Reshoring Limited by Skilled Workers
The Boston Consulting Group is forecasting that reshoring may create 2-3 million jobs by the end of this decade. However, a report from MFG.com shows that while reshoring is increasing, American manufacturers might not find the skilled workers needed to keep up with demand. “There's a severe shortage of workers,” says Mitch Free, manufacturing analyst and CEO of MFG.com. “Indicators are showing good signs; the market is active, reshoring is gaining speed and there's a high potential for growth. However, job shops (e.g., fabricators) are reporting that they cannot take advantage of this industrial growth because they're unable to find skilled machinists.”
MFG.com surveyed more than 250 of America's job shops for its “Job Shop Health & Capacity Report” (April 2012) and found that:
Reshoring is real
“The results of this survey confirm that reshoring is real and job shops are benefitting. Forty percent of job shops reported getting a new contract that was previously sourced to a foreign supplier,” reports Mitch Free.

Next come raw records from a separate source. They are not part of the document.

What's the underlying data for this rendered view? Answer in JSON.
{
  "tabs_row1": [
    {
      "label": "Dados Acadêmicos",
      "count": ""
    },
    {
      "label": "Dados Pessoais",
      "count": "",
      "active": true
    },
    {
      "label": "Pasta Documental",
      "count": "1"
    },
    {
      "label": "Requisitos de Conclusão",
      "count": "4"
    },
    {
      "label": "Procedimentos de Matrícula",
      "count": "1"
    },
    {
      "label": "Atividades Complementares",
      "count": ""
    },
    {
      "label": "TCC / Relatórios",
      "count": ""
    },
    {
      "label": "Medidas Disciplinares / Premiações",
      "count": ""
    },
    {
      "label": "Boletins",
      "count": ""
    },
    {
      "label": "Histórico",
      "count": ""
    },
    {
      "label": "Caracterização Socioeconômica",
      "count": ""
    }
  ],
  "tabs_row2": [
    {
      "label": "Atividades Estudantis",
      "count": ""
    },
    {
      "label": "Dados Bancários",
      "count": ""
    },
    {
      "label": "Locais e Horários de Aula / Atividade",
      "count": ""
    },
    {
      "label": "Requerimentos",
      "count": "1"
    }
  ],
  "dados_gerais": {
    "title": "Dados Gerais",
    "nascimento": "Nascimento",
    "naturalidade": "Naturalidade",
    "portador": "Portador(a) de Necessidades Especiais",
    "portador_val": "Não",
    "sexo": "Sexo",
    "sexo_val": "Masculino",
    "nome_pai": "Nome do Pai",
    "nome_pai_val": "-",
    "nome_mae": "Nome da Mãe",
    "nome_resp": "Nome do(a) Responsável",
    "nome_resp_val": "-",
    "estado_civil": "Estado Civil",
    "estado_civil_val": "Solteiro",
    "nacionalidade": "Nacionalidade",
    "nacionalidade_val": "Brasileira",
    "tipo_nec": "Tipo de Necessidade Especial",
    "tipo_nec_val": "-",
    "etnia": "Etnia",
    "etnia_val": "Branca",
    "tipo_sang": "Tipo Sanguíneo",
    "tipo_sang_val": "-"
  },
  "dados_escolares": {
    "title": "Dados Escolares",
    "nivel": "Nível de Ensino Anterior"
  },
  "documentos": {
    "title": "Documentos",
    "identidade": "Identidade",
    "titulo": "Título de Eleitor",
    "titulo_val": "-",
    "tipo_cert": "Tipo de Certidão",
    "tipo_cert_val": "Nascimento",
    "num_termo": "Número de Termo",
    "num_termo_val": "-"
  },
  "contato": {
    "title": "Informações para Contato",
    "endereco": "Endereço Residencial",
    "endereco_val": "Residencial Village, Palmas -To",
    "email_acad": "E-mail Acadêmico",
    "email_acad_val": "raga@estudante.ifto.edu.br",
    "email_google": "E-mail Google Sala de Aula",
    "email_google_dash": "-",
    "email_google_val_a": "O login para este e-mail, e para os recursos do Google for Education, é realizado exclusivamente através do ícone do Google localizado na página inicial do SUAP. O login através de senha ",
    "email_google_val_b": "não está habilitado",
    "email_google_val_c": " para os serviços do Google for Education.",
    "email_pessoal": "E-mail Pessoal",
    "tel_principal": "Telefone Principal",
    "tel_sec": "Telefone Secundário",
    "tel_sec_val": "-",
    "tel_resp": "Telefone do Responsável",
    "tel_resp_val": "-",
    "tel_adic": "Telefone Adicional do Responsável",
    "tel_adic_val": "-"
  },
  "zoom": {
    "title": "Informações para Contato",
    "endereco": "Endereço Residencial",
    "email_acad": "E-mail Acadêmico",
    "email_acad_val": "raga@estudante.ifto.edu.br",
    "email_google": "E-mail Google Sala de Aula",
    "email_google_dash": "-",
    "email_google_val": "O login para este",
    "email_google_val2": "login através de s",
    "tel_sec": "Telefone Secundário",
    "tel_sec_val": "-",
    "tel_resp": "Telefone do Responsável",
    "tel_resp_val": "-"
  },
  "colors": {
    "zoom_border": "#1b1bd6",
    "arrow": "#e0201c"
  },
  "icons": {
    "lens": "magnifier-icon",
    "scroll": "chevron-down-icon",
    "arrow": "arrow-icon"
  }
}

Reshoring is limited by unskilled workers
“Job shops are reporting one of their greatest challenges is finding skilled employees. Sourcing professionals have reported that they want to reshore more work but are having a tough time finding high quality suppliers with capacity. This is especially true in the areas that were hit hard by offshoring,” according to Free.

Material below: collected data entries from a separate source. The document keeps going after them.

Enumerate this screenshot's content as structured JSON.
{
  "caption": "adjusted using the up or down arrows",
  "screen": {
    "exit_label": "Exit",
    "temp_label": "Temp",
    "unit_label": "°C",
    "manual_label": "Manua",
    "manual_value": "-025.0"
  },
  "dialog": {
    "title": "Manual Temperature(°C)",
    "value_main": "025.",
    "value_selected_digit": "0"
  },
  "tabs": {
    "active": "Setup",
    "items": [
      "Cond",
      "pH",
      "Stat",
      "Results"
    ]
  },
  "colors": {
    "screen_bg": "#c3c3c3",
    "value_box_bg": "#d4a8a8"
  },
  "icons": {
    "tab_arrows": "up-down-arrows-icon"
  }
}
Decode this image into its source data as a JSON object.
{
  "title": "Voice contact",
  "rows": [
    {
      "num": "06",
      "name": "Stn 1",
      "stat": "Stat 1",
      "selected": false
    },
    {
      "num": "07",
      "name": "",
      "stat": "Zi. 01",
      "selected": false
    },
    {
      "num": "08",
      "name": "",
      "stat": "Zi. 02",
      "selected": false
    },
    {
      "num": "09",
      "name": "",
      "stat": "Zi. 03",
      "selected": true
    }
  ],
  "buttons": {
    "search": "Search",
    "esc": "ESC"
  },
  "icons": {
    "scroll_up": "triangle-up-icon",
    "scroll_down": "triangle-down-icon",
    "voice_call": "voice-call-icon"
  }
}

We need to start educating NOW
“As manufacturing began leaving the United States 20 years ago, it became an unattractive career choice, especially in the areas of high volume machining, forging, casting, die/mold making, textiles. Trade schools should revive their training programs to address the shortage. Job shops need to re-introduce the apprentice program,” said Free.
Job shops need to attract more foreign customers
“Over 80 percent of job shops get little to no business from outside of the United States. Small businesses need to learn how to become exporters. Dependency on the United States market and economy going forward is a risky strategy. Job shops must learn how to connect with and sell to customers abroad,” reports Free.
Marketing is crucial to new business generation
“Marketing is more important to job shops than ever before. Potential customers are very active in the market right now sourcing for varied reasons like moving to a more distributed supply chain or looking for local partners they can innovate with. Job shops need to become savvy marketers to attract this new business,” said Free.
American optimism abounds
“The fact that 78 percent respondents reported being optimistic about their sales and profits for 2012 is a great sign for the U.S. economy. Job shop owners are very in tune with where 'the rubber meets the road' and are usually the leading indicators for greater economic trends,” according to Free.
MFG.com is an online marketplace for the global manufacturing industry facilitating sourcing for custom parts, tooling, packaging, textiles and apparel. Mitch Free, CEO of MFG.com, is a member of the “Small Business Council” for CNBC and is a Small Business Contributor for TheStreet.com.